Saturday, August 8, 2009

Why the first council of Nicea shows a non-Protestant view of the world (and why you should care), part I

Various online and in person debates have led me to think about the idea that the perspective of the Apostolic Churches, both Western and Eastern, is not anachronistic in looking to the first Christians who lived after the Apostles, and seeing a similar tune being sung by them. We are told by our Protestant friends that if we would just look at the really early Church, then all of our distinctives such as Apostolic Succession, the office of a bishop who can ordain people in parishes where he is not the pastor, an almost magical view of the sacraments, and the like, are contrivances that aren't in Nicea, but are in places like Trent. But is that true?
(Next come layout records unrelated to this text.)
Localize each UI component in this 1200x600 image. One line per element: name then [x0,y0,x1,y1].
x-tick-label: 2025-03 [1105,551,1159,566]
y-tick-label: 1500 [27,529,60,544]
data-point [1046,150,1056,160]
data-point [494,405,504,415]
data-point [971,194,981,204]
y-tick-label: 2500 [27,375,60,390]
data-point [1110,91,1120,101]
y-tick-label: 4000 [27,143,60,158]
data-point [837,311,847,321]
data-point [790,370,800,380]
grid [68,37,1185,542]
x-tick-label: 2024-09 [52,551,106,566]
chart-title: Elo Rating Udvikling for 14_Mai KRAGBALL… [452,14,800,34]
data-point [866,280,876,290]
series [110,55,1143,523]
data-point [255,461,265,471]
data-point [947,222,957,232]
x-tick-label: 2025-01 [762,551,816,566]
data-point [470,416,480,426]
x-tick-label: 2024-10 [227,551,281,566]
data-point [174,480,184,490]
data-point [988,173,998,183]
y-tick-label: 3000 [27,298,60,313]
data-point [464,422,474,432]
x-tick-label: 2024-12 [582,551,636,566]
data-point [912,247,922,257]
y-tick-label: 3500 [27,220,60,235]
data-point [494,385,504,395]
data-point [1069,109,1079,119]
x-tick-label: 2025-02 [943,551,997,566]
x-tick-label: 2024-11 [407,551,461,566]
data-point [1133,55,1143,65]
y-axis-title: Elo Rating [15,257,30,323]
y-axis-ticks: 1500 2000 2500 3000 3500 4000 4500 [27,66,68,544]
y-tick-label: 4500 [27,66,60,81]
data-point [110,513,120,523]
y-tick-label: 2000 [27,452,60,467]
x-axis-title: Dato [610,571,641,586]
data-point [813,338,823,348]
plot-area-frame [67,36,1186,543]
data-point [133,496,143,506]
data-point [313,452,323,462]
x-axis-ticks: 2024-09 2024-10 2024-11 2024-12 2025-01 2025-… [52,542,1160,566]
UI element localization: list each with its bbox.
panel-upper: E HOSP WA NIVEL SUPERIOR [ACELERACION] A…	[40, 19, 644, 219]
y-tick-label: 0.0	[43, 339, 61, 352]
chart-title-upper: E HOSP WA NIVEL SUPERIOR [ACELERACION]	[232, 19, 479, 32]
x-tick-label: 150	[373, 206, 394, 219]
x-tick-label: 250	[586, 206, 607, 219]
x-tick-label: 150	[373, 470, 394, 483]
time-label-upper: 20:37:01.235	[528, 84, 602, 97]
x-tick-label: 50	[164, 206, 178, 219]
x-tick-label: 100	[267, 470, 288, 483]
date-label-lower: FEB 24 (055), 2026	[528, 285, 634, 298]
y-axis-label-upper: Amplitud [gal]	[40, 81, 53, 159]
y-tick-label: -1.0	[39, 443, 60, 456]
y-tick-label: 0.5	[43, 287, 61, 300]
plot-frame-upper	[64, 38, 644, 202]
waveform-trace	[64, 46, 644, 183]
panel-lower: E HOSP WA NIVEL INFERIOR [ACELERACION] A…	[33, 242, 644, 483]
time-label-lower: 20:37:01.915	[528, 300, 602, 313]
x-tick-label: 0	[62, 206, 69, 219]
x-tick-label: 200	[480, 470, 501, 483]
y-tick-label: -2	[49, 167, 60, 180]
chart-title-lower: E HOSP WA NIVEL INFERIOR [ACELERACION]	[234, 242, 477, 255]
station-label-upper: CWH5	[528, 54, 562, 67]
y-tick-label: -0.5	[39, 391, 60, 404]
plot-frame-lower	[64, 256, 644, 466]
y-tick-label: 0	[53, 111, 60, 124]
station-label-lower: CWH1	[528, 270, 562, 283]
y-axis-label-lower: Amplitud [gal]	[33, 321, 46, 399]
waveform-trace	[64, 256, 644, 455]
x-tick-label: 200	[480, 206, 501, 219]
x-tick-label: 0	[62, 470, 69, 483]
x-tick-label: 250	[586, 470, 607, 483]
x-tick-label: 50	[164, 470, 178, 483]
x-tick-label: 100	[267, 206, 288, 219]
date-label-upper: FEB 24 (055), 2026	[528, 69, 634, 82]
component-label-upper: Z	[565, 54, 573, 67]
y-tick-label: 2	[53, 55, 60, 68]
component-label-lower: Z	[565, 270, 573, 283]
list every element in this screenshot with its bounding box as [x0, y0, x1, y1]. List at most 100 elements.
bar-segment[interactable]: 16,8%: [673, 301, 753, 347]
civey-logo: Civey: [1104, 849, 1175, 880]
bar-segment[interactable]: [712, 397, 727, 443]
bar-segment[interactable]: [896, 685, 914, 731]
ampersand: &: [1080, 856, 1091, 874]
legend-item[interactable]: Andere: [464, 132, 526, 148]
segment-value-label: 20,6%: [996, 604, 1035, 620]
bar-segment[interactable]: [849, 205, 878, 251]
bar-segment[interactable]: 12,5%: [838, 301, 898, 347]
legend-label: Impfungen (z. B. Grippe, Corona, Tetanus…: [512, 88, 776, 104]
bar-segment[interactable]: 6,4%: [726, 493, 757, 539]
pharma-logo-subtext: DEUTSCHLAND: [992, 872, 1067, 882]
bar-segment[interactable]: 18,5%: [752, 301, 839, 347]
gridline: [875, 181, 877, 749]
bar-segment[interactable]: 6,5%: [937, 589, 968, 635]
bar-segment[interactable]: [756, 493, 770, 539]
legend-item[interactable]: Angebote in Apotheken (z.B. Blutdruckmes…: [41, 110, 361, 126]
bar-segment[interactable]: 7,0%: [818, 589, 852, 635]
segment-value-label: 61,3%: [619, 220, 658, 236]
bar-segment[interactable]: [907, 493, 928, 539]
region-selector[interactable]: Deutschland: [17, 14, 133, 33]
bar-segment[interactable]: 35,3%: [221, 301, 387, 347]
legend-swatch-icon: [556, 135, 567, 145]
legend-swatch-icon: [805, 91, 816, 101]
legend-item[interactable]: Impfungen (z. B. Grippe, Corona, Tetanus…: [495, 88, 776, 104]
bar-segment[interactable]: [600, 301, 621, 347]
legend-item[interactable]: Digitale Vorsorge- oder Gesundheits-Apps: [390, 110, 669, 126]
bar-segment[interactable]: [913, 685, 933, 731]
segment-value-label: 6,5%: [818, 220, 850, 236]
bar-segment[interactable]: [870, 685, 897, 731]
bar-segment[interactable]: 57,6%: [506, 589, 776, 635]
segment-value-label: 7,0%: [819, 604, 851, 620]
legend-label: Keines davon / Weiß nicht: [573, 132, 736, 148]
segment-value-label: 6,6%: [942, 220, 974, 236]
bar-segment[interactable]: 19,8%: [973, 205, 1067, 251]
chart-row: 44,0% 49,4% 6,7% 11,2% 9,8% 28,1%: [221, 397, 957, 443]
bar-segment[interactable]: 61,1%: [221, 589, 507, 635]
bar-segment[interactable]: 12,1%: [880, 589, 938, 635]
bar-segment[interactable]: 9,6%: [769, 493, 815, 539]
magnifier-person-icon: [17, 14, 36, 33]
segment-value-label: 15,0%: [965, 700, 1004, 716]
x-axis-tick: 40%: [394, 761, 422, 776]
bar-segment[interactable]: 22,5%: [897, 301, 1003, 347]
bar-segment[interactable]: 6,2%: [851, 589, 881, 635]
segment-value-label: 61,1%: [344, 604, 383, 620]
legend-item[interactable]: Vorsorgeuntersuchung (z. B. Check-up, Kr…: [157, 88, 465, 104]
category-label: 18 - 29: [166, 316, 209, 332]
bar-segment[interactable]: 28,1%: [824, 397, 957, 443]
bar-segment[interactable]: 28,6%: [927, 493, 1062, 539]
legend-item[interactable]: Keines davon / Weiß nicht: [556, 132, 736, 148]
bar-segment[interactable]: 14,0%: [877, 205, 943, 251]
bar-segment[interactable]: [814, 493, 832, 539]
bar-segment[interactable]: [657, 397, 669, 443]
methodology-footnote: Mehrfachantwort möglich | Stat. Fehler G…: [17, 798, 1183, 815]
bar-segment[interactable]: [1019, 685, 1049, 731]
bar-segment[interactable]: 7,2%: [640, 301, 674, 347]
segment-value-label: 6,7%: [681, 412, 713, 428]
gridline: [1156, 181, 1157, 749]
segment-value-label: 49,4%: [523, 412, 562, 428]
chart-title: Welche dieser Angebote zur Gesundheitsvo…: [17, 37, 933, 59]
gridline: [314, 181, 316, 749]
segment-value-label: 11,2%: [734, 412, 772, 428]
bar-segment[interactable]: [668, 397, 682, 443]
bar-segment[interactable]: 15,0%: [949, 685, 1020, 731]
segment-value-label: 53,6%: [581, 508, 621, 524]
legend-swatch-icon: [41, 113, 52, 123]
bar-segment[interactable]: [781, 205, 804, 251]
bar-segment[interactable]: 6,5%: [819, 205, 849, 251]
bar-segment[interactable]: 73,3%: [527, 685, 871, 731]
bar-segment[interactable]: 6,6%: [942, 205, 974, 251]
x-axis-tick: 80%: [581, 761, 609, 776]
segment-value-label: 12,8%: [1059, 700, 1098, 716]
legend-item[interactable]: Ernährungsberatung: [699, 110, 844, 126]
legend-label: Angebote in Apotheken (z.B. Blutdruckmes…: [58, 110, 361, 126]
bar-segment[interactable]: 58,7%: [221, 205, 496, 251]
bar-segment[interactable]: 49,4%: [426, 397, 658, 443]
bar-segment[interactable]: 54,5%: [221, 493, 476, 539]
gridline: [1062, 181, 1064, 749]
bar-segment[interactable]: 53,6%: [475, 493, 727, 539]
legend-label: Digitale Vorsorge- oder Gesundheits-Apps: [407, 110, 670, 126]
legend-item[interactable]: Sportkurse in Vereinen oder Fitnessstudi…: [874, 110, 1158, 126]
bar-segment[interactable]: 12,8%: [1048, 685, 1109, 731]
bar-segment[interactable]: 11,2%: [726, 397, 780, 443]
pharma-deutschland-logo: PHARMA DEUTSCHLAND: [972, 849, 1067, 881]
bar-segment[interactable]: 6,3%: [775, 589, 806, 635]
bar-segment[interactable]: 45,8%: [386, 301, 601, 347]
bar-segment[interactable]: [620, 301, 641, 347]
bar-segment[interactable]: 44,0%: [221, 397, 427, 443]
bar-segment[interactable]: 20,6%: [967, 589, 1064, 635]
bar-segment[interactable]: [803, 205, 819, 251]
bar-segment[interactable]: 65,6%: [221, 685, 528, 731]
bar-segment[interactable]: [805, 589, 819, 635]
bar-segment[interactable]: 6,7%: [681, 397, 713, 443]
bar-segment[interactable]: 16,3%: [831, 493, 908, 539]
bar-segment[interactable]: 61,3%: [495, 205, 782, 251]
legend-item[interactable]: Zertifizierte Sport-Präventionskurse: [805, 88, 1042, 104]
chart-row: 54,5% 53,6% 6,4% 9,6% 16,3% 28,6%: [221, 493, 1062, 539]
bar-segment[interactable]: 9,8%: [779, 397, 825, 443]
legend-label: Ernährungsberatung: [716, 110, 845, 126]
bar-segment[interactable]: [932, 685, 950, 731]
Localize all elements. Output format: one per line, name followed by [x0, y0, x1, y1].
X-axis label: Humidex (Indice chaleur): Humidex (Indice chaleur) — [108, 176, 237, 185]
The Nicean Creed is something affirmed by all Trinitarian Christians (to my knowledge, at least), and this council is supposedly from a time when doctrine had not developed to the point where Protestants would take exception. Or so it would seem. Even though as a Presbyterian we would often recite these words, for various reasons I would argue that this council is not fair game for all Christians.

For now, here is the text of the Creed, as said by some Eastern Christians:

I believe in one God, the Father Almighty, Creator of heaven and earth, of all things visible and invisible.
And in one Lord Jesus Christ, Son of God, the only-begotten, born of the Father before all ages.
Light of light, true God of true God, begotten, not made, of one substance with the Father, through whom all things were made.
Who for us men and for our salvation, came down from heaven, and was incarnate from the Holy Spirit and Mary the Virgin, and became man.
He was also crucified for us under Pontius Pilate, and suffered and was buried.
And He rose again on the third day, according to the scriptures.
And He ascended into heaven, and sits at the right hand of the Father.
And He will come again with glory, to judge the living and the dead, and of His kingdom there will be no end.
And in the Holy Spirit, the Lord, and Giver of life, who proceeds from the Father, who together with the Father and the Son is worshipped and glorified, Who spoke through the prophets.
In one, holy, catholic and apostolic Church.
I profess one baptism for the remission of sins.
I expect the resurrection of the dead; and the life of the world to come.



Anonymous said...


If you would like to debate with some Reformed people, they have their own dicussion group called Hoagies and Stogies that meet on a sat. night in North S.D. county.Just google the name.

contrarian 78 said...

Dear Anonymous,
I have enjoyed my experience discussing faith with my Reformed friends and online acquaintances but can't imagine getting involved in yet another avenue for dialogue. If free time ever opens up or there is a Hoagies and Stogies meeting that is specifically about Calvinists who have become Catholic, then I may be interested in pursuing such dialogue. But debates are too tit for tat and I would like to avoid them, even though I do get into them from time to time.